Cost Effective Innovations in Social media That Drive Sales Panel:
Lauren Coberly, Director of Worldwide Marketing, Kodak
· Half of product lines that make up 70% of Kodak’s revenue didn’t exist 5 years ago.
· Kodak uses Radian 6 to help guide their social media efforts
· Kodak received a lot of criticism for the naming of their first generation pocket video camera (Kodak Zi8) so they had a twitter contest to allow their followers to name the 2nd generation cam.
Eoin Comerford, VP Marketing, Moosejaw
· Moosejaw has 1 time full time employee managing their social media campaigns.
· Eoin said that MySpace’s fatal flaw was allowing retailers and marketers to say whatever they want. This lack of moderation leads to so much spam which really hurts the MySpace user experience.
· Moosejaw promoted their 20 day of decent giveaways on Twitter and Facebook from 12/4 – 12/23.
– The promotion increased their fan base by over 30% on both channels.
– Each product that was promoted during the promotion received a 5-15% bump in sales during the week it was promoted.
*This panel gave away copies of Crush It to anyone who asked a question which (not surprisingly) led to a lot of questions. The moral of the story is that bribing always works!
· There were 355 eTail specific tweets during the 2 day main conference!
· The top 3 most active Twitterers were:
– Sativa Bella (@SativaBella) – 21 tweets (not including RTs or replies)
– Bob Williams (@Bob_Williams) – 17 tweets
– Alexis Karlin (@akarlin) – 16 tweets
My Suggestions for Next Year
· Break up the sessions to better serve specific segments of the audience.
– There was a LOT of time spent discussing the integration challenges for large retailers who have both a physical presence and an online store.
– These discussions were completely irrelevant to the large portion for the audience that only sells their products online.
– There should be some sessions next year for eTailers who don’t have a brick and mortar presence.
· The speakers should give more tactics and fewer concepts.
– A lot of the concepts start to overlap and become redundant.

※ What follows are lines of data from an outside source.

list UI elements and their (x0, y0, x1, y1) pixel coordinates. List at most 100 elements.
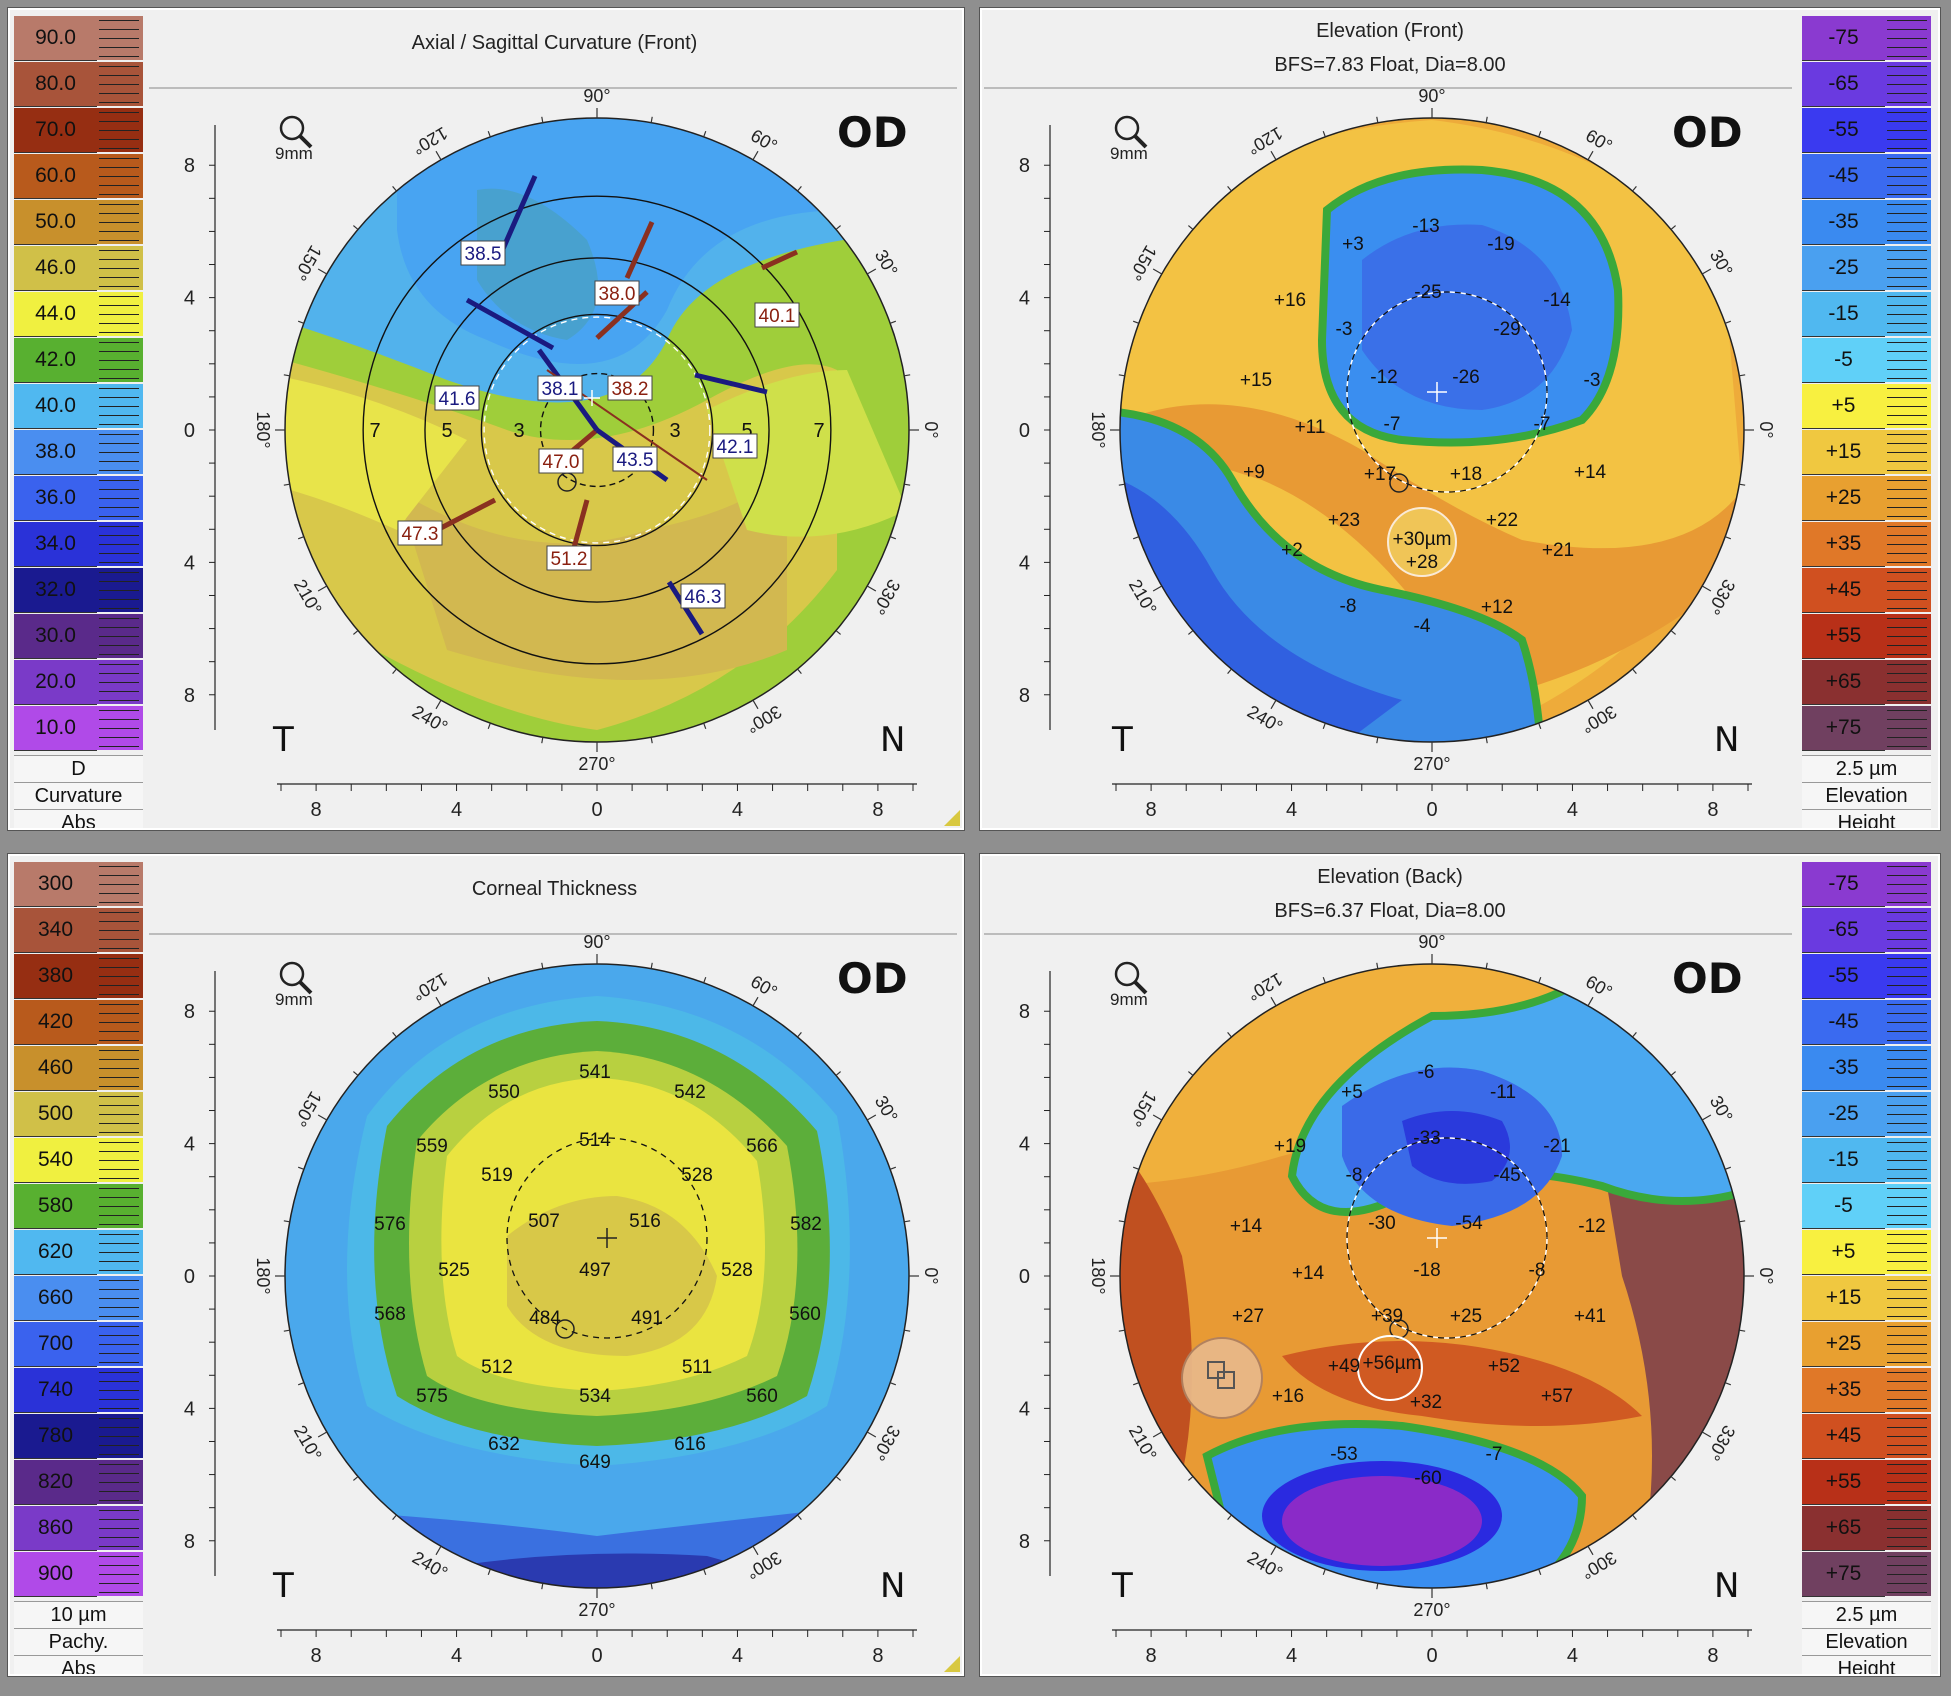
degree-tick (283, 1220, 290, 1223)
pupil-ring (506, 1137, 708, 1339)
scale-step-label: 60.0 (14, 154, 97, 199)
scale-step-ticks (97, 1322, 143, 1366)
degree-label: 240° (1244, 1547, 1286, 1583)
elevation-value: +17 (1364, 464, 1396, 485)
degree-tick (392, 1514, 397, 1520)
degree-tick (435, 699, 442, 710)
scale-step-label: 460 (14, 1046, 97, 1091)
scale-step-label: 740 (14, 1368, 97, 1413)
corneal-thickness-map[interactable]: 90° 60° 30° 0° 330° 300° 270° 240° 210° 180° 150° 1… (147, 856, 962, 1674)
pupil-ring-outline (1346, 291, 1548, 493)
x-axis-label: 8 (1707, 1645, 1718, 1667)
y-axis-label: 8 (1019, 685, 1030, 707)
y-axis-label: 4 (184, 288, 195, 310)
elevation-value: -3 (1336, 319, 1353, 340)
meridian-line (694, 372, 768, 395)
degree-tick (835, 1476, 841, 1481)
degree-tick (541, 737, 544, 744)
degree-tick (1322, 1568, 1326, 1576)
thickness-value: 649 (579, 1452, 611, 1473)
degree-tick (283, 374, 290, 377)
scale-step-label: +75 (1802, 1552, 1885, 1597)
y-axis-label: 4 (184, 1398, 195, 1420)
degree-tick (1227, 1032, 1232, 1038)
x-axis-label: 8 (872, 799, 883, 821)
resize-handle[interactable] (944, 810, 960, 826)
scale-step: 46.0 (10, 246, 145, 292)
axial-curvature-panel[interactable]: 90.0 80.0 70.0 60.0 50.0 46.0 44.0 42.0 40.0 38.0… (8, 8, 964, 830)
pupil-ring-outline (1346, 1137, 1548, 1339)
scale-step-ticks (1885, 660, 1931, 704)
scale-step-ticks (1885, 292, 1931, 336)
temporal-label: T (1112, 720, 1133, 760)
elevation-value: -8 (1346, 1165, 1363, 1186)
degree-tick (1270, 1545, 1277, 1556)
degree-tick (1632, 186, 1637, 192)
degree-tick (1376, 962, 1379, 969)
scale-step: 380 (10, 954, 145, 1000)
nasal-label: N (880, 1566, 906, 1606)
scale-title-label: Curvature (14, 782, 143, 809)
elevation-value: +28 (1406, 552, 1438, 573)
corneal-thickness-panel[interactable]: 300 340 380 420 460 500 540 580 620 660 700 740 780 8… (8, 854, 964, 1676)
scale-step: +5 (1798, 384, 1933, 430)
scale-step-label: -25 (1802, 246, 1885, 291)
scale-step-label: 70.0 (14, 108, 97, 153)
x-axis-label: 0 (1426, 1645, 1437, 1667)
elevation-value: -8 (1529, 1260, 1546, 1281)
elevation-back-panel[interactable]: Elevation (Back) BFS=6.37 Float, Dia=8.0… (980, 854, 1940, 1676)
resize-handle[interactable] (944, 1656, 960, 1672)
zone-red-left (1120, 1106, 1192, 1476)
y-axis-label: 4 (184, 552, 195, 574)
degree-tick (1724, 536, 1732, 540)
scale-step-ticks (1885, 568, 1931, 612)
scale-step-ticks (97, 908, 143, 952)
scale-step-ticks (97, 1552, 143, 1596)
magnifier-label: 9mm (275, 144, 313, 163)
zone-ring (539, 372, 655, 488)
degree-tick (487, 722, 491, 730)
degree-tick (889, 1166, 897, 1170)
scale-step: +45 (1798, 1414, 1933, 1460)
pupil-ring (483, 316, 711, 544)
scale-step: 540 (10, 1138, 145, 1184)
degree-label: 0° (1756, 421, 1776, 438)
scale-step-ticks (97, 1046, 143, 1090)
degree-label: 60° (747, 125, 781, 156)
magnifier-icon[interactable]: 9mm (1110, 114, 1172, 174)
scale-step-ticks (1885, 338, 1931, 382)
scale-step-ticks (97, 108, 143, 152)
degree-tick (1270, 996, 1277, 1007)
scale-step: -5 (1798, 338, 1933, 384)
elevation-value: -7 (1384, 414, 1401, 435)
degree-label: 150° (1125, 242, 1161, 284)
scale-step-ticks (1885, 1414, 1931, 1458)
elevation-value: +27 (1232, 1306, 1264, 1327)
elevation-back-map[interactable]: 90° 60° 30° 0° 330° 300° 270° 240° 210° 180° 150° 1… (982, 856, 1798, 1674)
elevation-front-map[interactable]: 90° 60° 30° 0° 330° 300° 270° 240° 210° 180° 150° 1… (982, 10, 1798, 828)
degree-tick (1670, 630, 1676, 635)
panel-title: Elevation (Front) (1316, 20, 1464, 42)
magnifier-icon[interactable]: 9mm (1110, 960, 1172, 1020)
elevation-front-panel[interactable]: Elevation (Front) BFS=7.83 Float, Dia=8.… (980, 8, 1940, 830)
scale-step-ticks (97, 430, 143, 474)
degree-tick (1670, 225, 1676, 230)
magnifier-icon[interactable]: 9mm (275, 114, 337, 174)
eye-label: OD (837, 108, 908, 157)
elevation-value: +5 (1341, 1082, 1363, 1103)
axial-curvature-map[interactable]: 90° 60° 30° 0° 330° 300° 270° 240° 210° 180° 150° 1… (147, 10, 962, 828)
thickness-value: 582 (790, 1214, 822, 1235)
degree-tick (435, 996, 442, 1007)
scale-step-label: 44.0 (14, 292, 97, 337)
scale-step-label: 500 (14, 1092, 97, 1137)
curvature-reading: 38.0 (599, 284, 636, 305)
degree-label: 0° (921, 1267, 941, 1284)
reading-box (460, 240, 506, 266)
scale-step: +35 (1798, 1368, 1933, 1414)
magnifier-icon[interactable]: 9mm (275, 960, 337, 1020)
scale-step: 42.0 (10, 338, 145, 384)
scale-step: +25 (1798, 476, 1933, 522)
degree-label: 330° (868, 1422, 904, 1464)
degree-tick (1587, 150, 1594, 161)
overlay-compare-button[interactable] (1181, 1337, 1263, 1419)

– I think the audience gets a lot more from specific tactics that they can begin implementing immediately (that’s why I was such a big fan of Jack Keifer’s presentation).
Summing it up
It was such a gratifying experience to meet with a few of our clients and I really enjoyed all of the random conversations with the other attendees! If we didn’t get a chance to meet at the conference, feel free to connect with me on LinkedIn or follow us on Twitter @cpcstrategy.
I’m about to start my journey back to San Diego and I’m already looking forward to Internet Retailer in June!